New report challenges merit of single-test admission for specialized high schools
Stephon Johnson | 10/31/2013, 1:15 p.m.
A new joint report by the Community Service Society (CSS) and the NAACP Legal Defense Fund (LDF) suggests that the New York City Department of Education find a new approach to admitting students in specialized high schools.
The policy blueprint, titled “The Meaning of Merit,” points out that the Specialized High School Admissions Test (SHSAT) is an “arbitrary” and “unfair” measure to judge students’ academic qualifications for schools like Stuyvesant High Schools, Brooklyn Technical High School and the Bronx High School of Science.
CSS and LDF’s report recommends that the DOE consider middle school grades, class rank (or taking the top percentage rank from each middle school), statewide exams and teacher recommendation on top of the SHSAT. But that wasn’t before the report attacked the test itself, citing lack of accessibility to proper test preparation for many children of color and a lack of equal opportunity for all public school students.
“The SHSAT is not aligned to the curriculum students are expected to learn in middle school, nor is it aligned to expectations for performance in specialized high schools. In fact, NYCDOE officials admit that the DOE has never studied the SHSAT to determine whether it predicts success in the specialized high schools. To date, the NYCDOE has failed to produce any evidence at all on predictive validity,” the report stated.
The LDF filed a federal civil rights complaint on behalf of the CSS and 10 other community groups alleging that the admissions policy of specialized high schools violates federal law.
As for the report, the LDF and CSS also called out the DOE for misusing its own test and not having a consistent, standard measure and cutoff point for admittance into specialized high schools.
“The SHSAT does not have a standard cut off score that guarantees admission,” read the report. “Instead, the NYCDOE’s reliance on rank-order scores means the score needed to gain admission to any specialized high school can change every year. So a score that yields admissions offer this year may lead to denial of admission the following year, and vice versa.”
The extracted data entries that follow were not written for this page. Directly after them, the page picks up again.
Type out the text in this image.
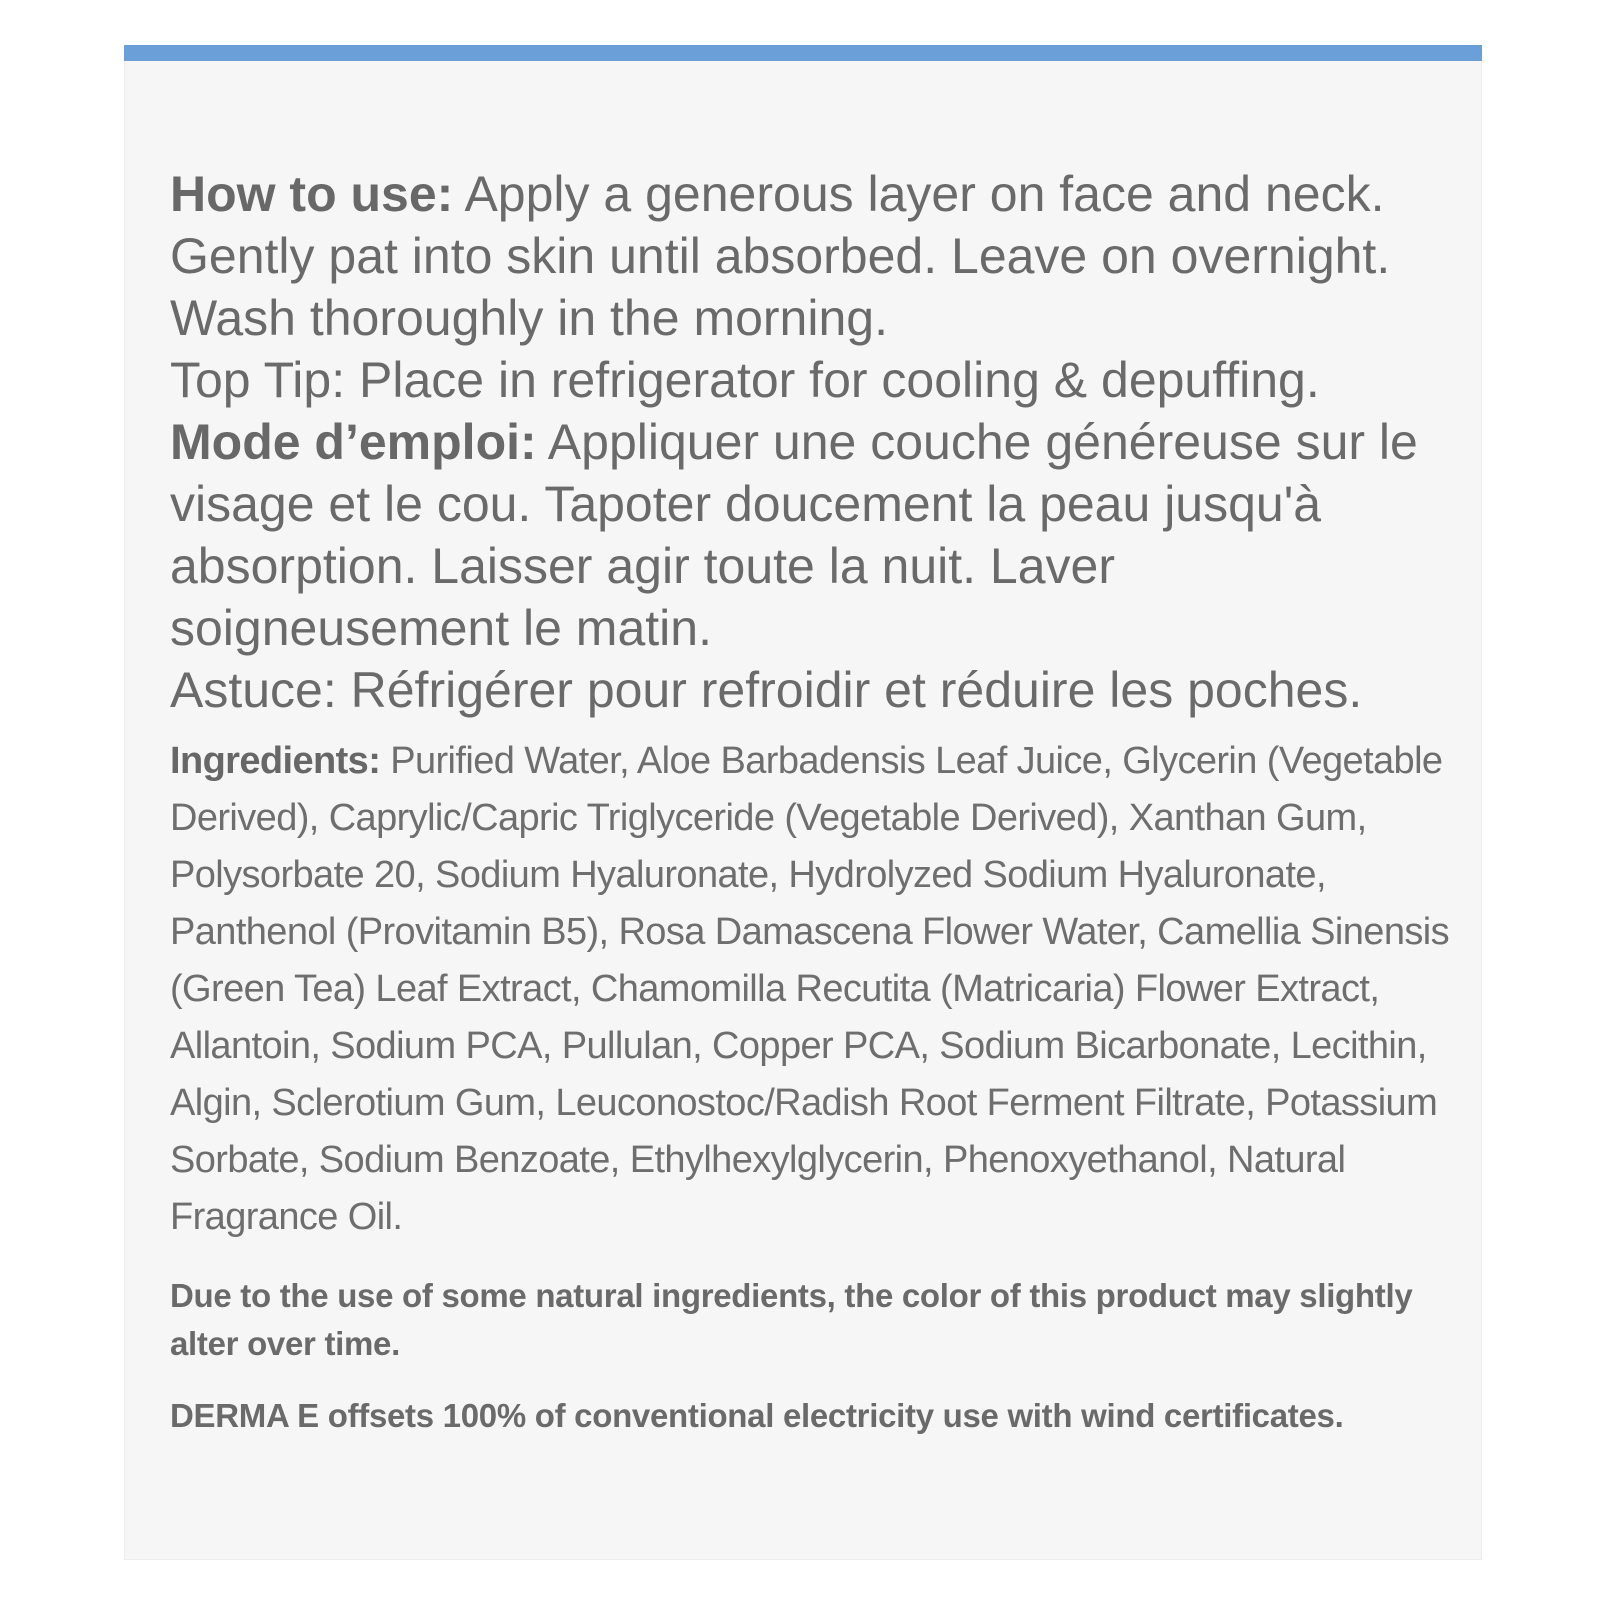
How to use: Apply a generous layer on face and neck. Gently pat into skin until absorbed. Leave on overnight. Wash thoroughly in the morning.

Top Tip: Place in refrigerator for cooling & depuffing.

Mode d’emploi: Appliquer une couche généreuse sur le visage et le cou. Tapoter doucement la peau jusqu'à absorption. Laisser agir toute la nuit. Laver soigneusement le matin.

Astuce: Réfrigérer pour refroidir et réduire les poches.

Ingredients: Purified Water, Aloe Barbadensis Leaf Juice, Glycerin (Vegetable Derived), Caprylic/Capric Triglyceride (Vegetable Derived), Xanthan Gum, Polysorbate 20, Sodium Hyaluronate, Hydrolyzed Sodium Hyaluronate, Panthenol (Provitamin B5), Rosa Damascena Flower Water, Camellia Sinensis (Green Tea) Leaf Extract, Chamomilla Recutita (Matricaria) Flower Extract, Allantoin, Sodium PCA, Pullulan, Copper PCA, Sodium Bicarbonate, Lecithin, Algin, Sclerotium Gum, Leuconostoc/Radish Root Ferment Filtrate, Potassium Sorbate, Sodium Benzoate, Ethylhexylglycerin, Phenoxyethanol, Natural Fragrance Oil.

Due to the use of some natural ingredients, the color of this product may slightly alter over time.

DERMA E offsets 100% of conventional electricity use with wind certificates.
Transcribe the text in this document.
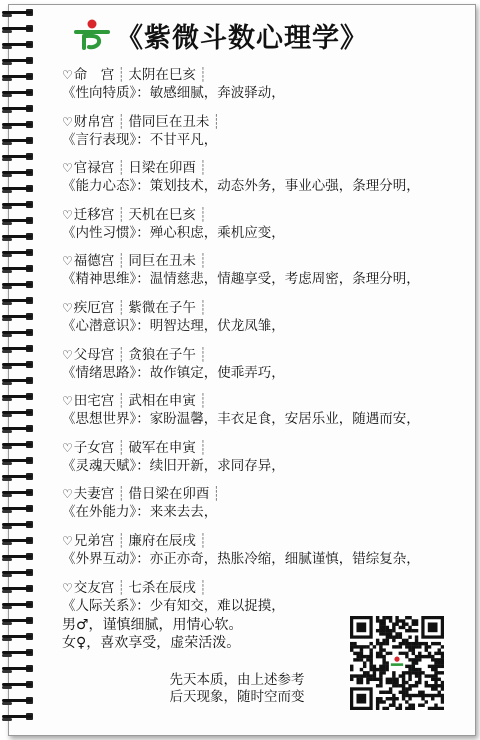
《紫微斗数心理学》
♡命　宫 ┊ 太阴在巳亥 ┊
《性向特质》：敏感细腻，奔波驿动，
♡财帛宫 ┊ 借同巨在丑未 ┊
《言行表现》：不甘平凡，
♡官禄宫 ┊ 日梁在卯酉 ┊
《能力心态》：策划技术，动态外务，事业心强，条理分明，
♡迁移宫 ┊ 天机在巳亥 ┊
《内性习惯》：殚心积虑，乘机应变，
♡福德宫 ┊ 同巨在丑未 ┊
《精神思维》：温情慈悲，情趣享受，考虑周密，条理分明，
♡疾厄宫 ┊ 紫微在子午 ┊
《心潜意识》：明智达理，伏龙凤雏，
♡父母宫 ┊ 贪狼在子午 ┊
《情绪思路》：故作镇定，使乖弄巧，
♡田宅宫 ┊ 武相在申寅 ┊
《思想世界》：家盼温馨，丰衣足食，安居乐业，随遇而安，
♡子女宫 ┊ 破军在申寅 ┊
《灵魂天赋》：续旧开新，求同存异，
♡夫妻宫 ┊ 借日梁在卯酉 ┊
《在外能力》：来来去去，
♡兄弟宫 ┊ 廉府在辰戌 ┊
《外界互动》：亦正亦奇，热胀冷缩，细腻谨慎，错综复杂，
♡交友宫 ┊ 七杀在辰戌 ┊
《人际关系》：少有知交，难以捉摸，
男♂，谨慎细腻，用情心软。
女♀，喜欢享受，虚荣活泼。
先天本质，由上述参考
后天现象，随时空而变
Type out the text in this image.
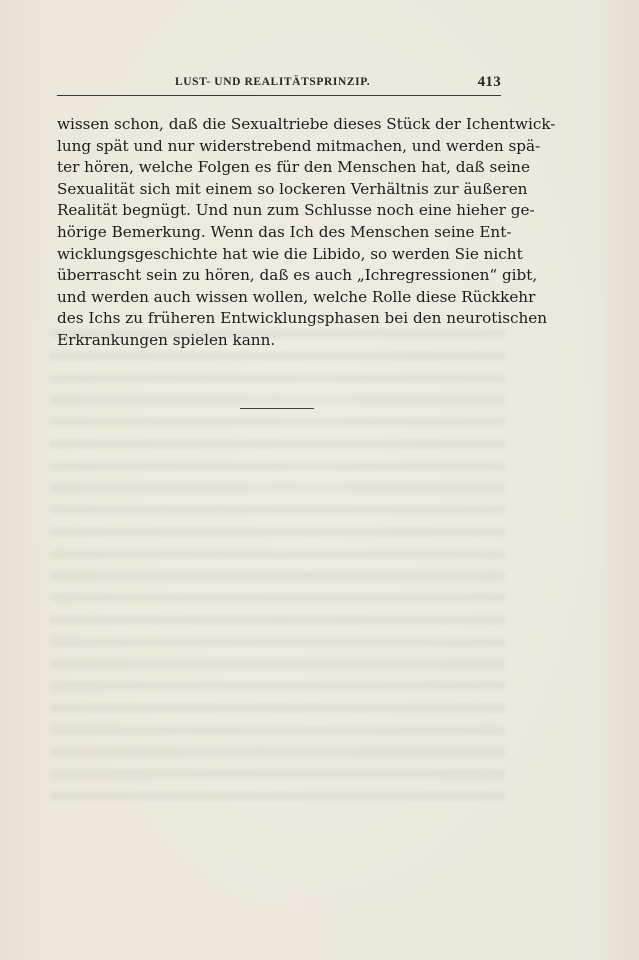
LUST- UND REALITÄTSPRINZIP.	413
wissen schon, daß die Sexualtriebe dieses Stück der Ichentwick-
lung spät und nur widerstrebend mitmachen, und werden spä-
ter hören, welche Folgen es für den Menschen hat, daß seine
Sexualität sich mit einem so lockeren Verhältnis zur äußeren
Realität begnügt. Und nun zum Schlusse noch eine hieher ge-
hörige Bemerkung. Wenn das Ich des Menschen seine Ent-
wicklungsgeschichte hat wie die Libido, so werden Sie nicht
überrascht sein zu hören, daß es auch „Ichregressionen“ gibt,
und werden auch wissen wollen, welche Rolle diese Rückkehr
des Ichs zu früheren Entwicklungsphasen bei den neurotischen
Erkrankungen spielen kann.
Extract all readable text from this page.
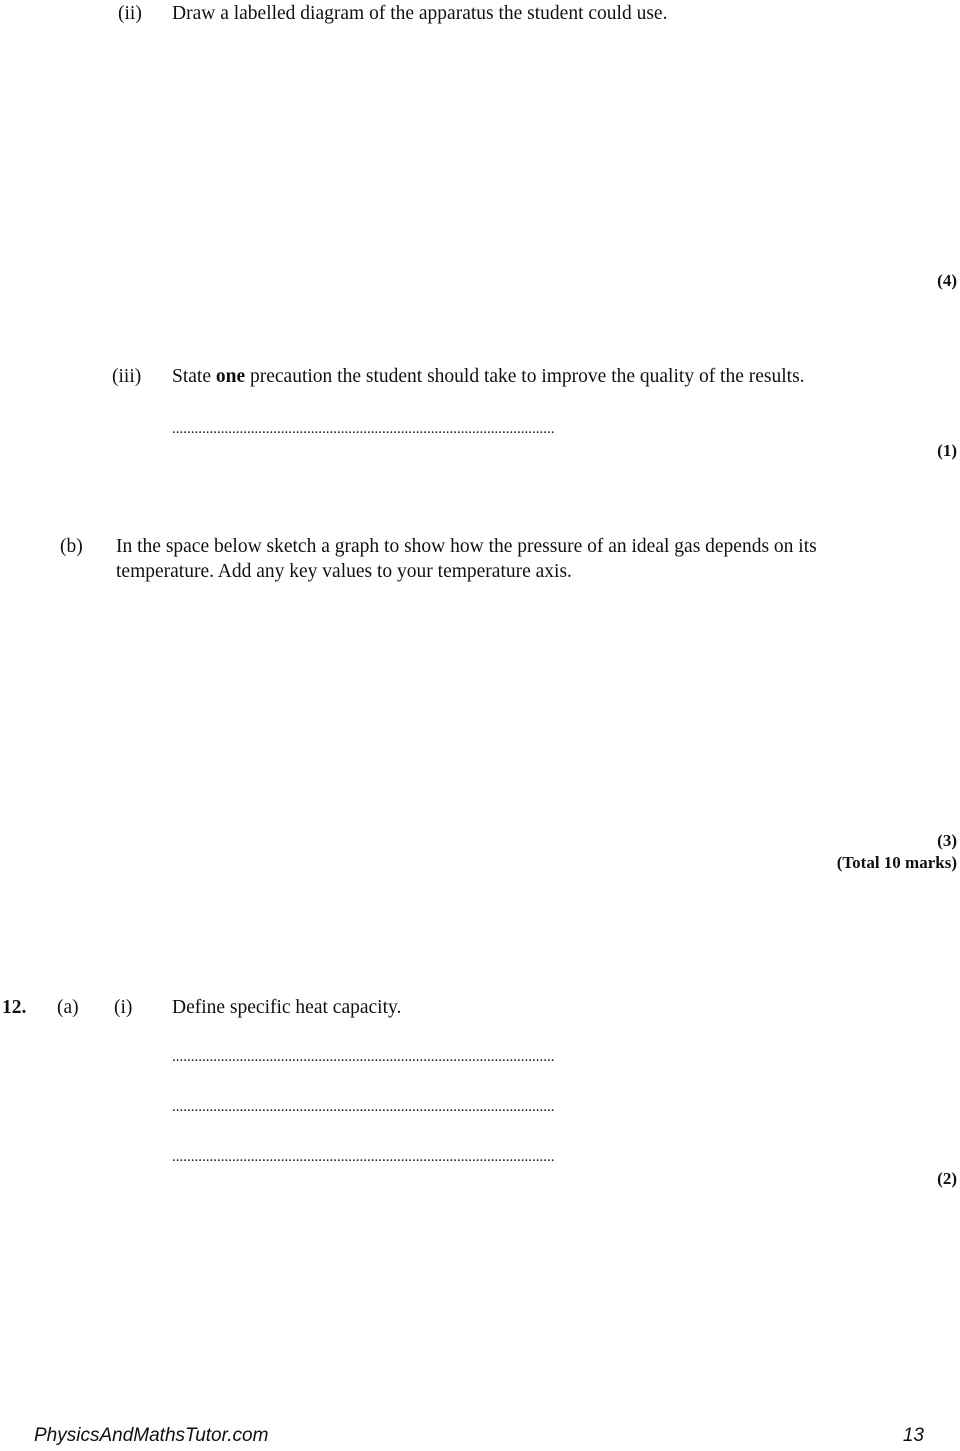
(ii) Draw a labelled diagram of the apparatus the student could use.
(4)
(iii) State one precaution the student should take to improve the quality of the results.
......................................................................................................
(1)
(b) In the space below sketch a graph to show how the pressure of an ideal gas depends on its
temperature. Add any key values to your temperature axis.
(3)
(Total 10 marks)
12. (a) (i) Define specific heat capacity.
......................................................................................................
......................................................................................................
......................................................................................................
(2)
PhysicsAndMathsTutor.com	13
As the report notes, 963 students were offered admission to Stuyvesant High School for the 2013-14 school year. Out of that group, only nine were Black and 24 Latino. Over 26,700 eighth-grade students took the SHSAT in the fall of 2012, with Black and Latino students making up 12,000 of the test-takers. Six-hundred Black and Latino students were offered admissions to any of the specialized high schools despite outnumbering white test-takers almost three to one. Twice as many white students received offers.
David Jones, president and CEO of CSS, told the AmNews how the report came together.
“I think it’s been of concern, and people have been on it for a long time,” said Jones. “I think the report from about a year and half ago about nine African-Americans in Stuyvesant’s new class helped us come together because of the gross disparities.”
In the 2012-2013 school year, 6 percent of all students enrolled in all specialized high schools overall were Black and 7 percent Latino. When compared to high schools of similar caliber, the top three specialized high schools (Brooklyn Tech, Bronx Science and Stuyvesant) have dropped the ball demographically. Currently, 3 percent of Stuyvesant students are Black and Latino (with Bronx Science and Brooklyn Tech doing slightly better at 10 percent and 17 percent respectively).